The Least Generation.

A BA may not guarantee you a job, but not having a BA will guarantee that you don’t get a job.  Since the 2008 recession, the American economy has created 11.6 million new jobs.  Of  those new jobs, 99 percent went to people with at least some college and predominantly to people with a BA.[1]  A lot of those jobs probably were as managers, supervisors, and support staff.  Between 1983 and 2014, those job titles increased in number by 90 percent, while other occupations grew by only 40 percent.[2]

Since 1981, more than half of all BAs have been earned by women, rather than men.  Thirty-odd years of that trend has shifted the balance in the population at large.  Now, 29.9 percent of all men hold BAs, while 30.2 percent of all women hold BAs.  Obviously, at this rate the gap will become ever more stark.[3]

Back in 2005, about 40 percent of the graduate students studying science and mathematics in the United States came from foreign countries; in 2015, about 50 percent of the graduate students studying engineering came from outside the United States.[4]

According to the bipartisan commentator Juan Williams, the public schools have failed minority children.[5]  In 2015, 18 percent of black and 21 percent of Hispanic fourth-graders scored as “proficient” readers.  Among those aged 25-29 years, only 15 percent of Hispanics and 20 percent of blacks had BAs.  The Dallas sniper, Micah Johnson, had a high school GPA of 1.98.[6]  In turn, 2.00 is a “C” grade or “Average.”  At the same time, the Micah Johnson, graduated 430th out of a class of 453 seniors, in the bottom 5 percent of his class.  So, 95 percent of students in his class had a GPA of 2.00 or higher.  His GPA is emblematic of things that have gone wrong with American education.  A lot of grade inflation has taken place.  It looks like grades are almost entirely meaningless as an evaluation of work-ethic, knowledge, or intelligence.  Problematic kids get passed along by teachers.

However, two-thirds (68 percent) of Americans do not have a college degree.[7]  When the “Great Recession” hit in 2008, employment slumped.  Kinfolk said “Jed, improve your skills!” So, college enrollments jumped by 25 percent, from 2.4 million in Fall 2007 to 3 million in Fall 2009.  By Fall 2015, 52.9 percent of these students had graduated with either an AS or a BS.[8]  But why didn’t the others graduate?   Over a third (38 percent) of people with college loan debt didn’t graduate.  Almost half (45 percent) of people with college loan debt think that college wasn’t worth the price.[9]  Better than three-quarters (78 percent) of those who think that the game wasn’t worth the candle earn less than $50,000 a year and better than two-thirds (68 percent) are having trouble paying their debt.

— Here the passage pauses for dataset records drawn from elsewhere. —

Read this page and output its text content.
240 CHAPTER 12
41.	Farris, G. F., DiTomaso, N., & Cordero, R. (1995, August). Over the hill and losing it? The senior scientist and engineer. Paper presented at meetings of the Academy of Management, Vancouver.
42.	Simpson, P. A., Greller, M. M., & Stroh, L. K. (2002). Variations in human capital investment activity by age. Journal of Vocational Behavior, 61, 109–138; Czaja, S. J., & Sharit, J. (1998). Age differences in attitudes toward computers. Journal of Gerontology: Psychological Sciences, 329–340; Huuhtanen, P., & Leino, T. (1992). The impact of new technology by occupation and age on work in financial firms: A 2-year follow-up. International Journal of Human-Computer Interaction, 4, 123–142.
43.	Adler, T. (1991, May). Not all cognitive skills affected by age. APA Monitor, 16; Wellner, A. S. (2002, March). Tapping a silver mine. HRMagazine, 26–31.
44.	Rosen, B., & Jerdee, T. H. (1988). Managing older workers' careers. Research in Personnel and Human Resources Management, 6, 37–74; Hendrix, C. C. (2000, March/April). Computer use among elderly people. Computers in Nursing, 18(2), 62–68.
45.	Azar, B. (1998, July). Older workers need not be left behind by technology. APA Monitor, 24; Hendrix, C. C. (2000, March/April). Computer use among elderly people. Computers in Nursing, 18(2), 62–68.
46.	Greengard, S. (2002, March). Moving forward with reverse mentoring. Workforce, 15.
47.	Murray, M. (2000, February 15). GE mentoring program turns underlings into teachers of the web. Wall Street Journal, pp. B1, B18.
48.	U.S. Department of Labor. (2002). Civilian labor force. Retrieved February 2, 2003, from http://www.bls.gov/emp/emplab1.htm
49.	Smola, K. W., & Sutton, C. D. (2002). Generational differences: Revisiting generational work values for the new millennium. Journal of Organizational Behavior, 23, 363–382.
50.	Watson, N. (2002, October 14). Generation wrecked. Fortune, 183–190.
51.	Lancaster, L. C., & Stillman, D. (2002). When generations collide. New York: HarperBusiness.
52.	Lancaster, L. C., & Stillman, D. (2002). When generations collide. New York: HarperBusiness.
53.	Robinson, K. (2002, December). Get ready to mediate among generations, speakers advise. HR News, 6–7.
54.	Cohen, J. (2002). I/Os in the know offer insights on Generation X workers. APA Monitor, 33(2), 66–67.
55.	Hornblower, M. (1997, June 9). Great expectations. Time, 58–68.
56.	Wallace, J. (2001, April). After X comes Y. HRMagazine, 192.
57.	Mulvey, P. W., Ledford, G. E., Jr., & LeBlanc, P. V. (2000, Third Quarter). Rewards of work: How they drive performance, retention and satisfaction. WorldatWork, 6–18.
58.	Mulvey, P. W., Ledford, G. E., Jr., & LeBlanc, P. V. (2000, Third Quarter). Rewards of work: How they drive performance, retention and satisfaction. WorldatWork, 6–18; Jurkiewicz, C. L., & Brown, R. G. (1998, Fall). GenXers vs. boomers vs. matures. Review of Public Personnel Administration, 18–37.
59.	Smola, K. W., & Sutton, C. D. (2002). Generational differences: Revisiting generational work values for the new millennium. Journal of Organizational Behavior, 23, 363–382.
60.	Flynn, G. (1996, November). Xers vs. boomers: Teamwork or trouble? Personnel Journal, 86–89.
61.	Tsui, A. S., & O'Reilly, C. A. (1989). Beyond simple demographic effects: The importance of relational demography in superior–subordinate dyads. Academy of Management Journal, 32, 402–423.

You need a BA for success.  Women do college better than men.  Whites do college better than blacks or Hispanics.  Americans don’t do math, science, or engineering.  Money shouldn’t be a barrier to talent, such as it is.  It would be easy to join the pack and throw all this on the schools and on the teachers.  However, there is a lot of parental malpractice evident.

[1] “Noted,” The Week, 15 July 2016, p. 16.

[2] “The bottom line,” The Week, 15 July 2016, p. 31.

[3] “Noted,” The Week, 30 October 2015, p. 16.

[4] “Noted,” The Week, 15 July 2015, p. 18.

[5] Juan Williams, “The scandal of our failing public schools,” The Week, 15 July 2016, p. 12.

[6] Dan Frosch and Josh Dawsey, “Dallas Shooter Bought Weapons Legally,” WSJ, 12 July 2016.

[7] “Noted,” The Week, 15 July 2016, p. 16.

[8] “The bottom line,” The Week, 4 December 2015, p. 36.

[9] “Poll Watch,” The Week, 15 July 2016, p. 17.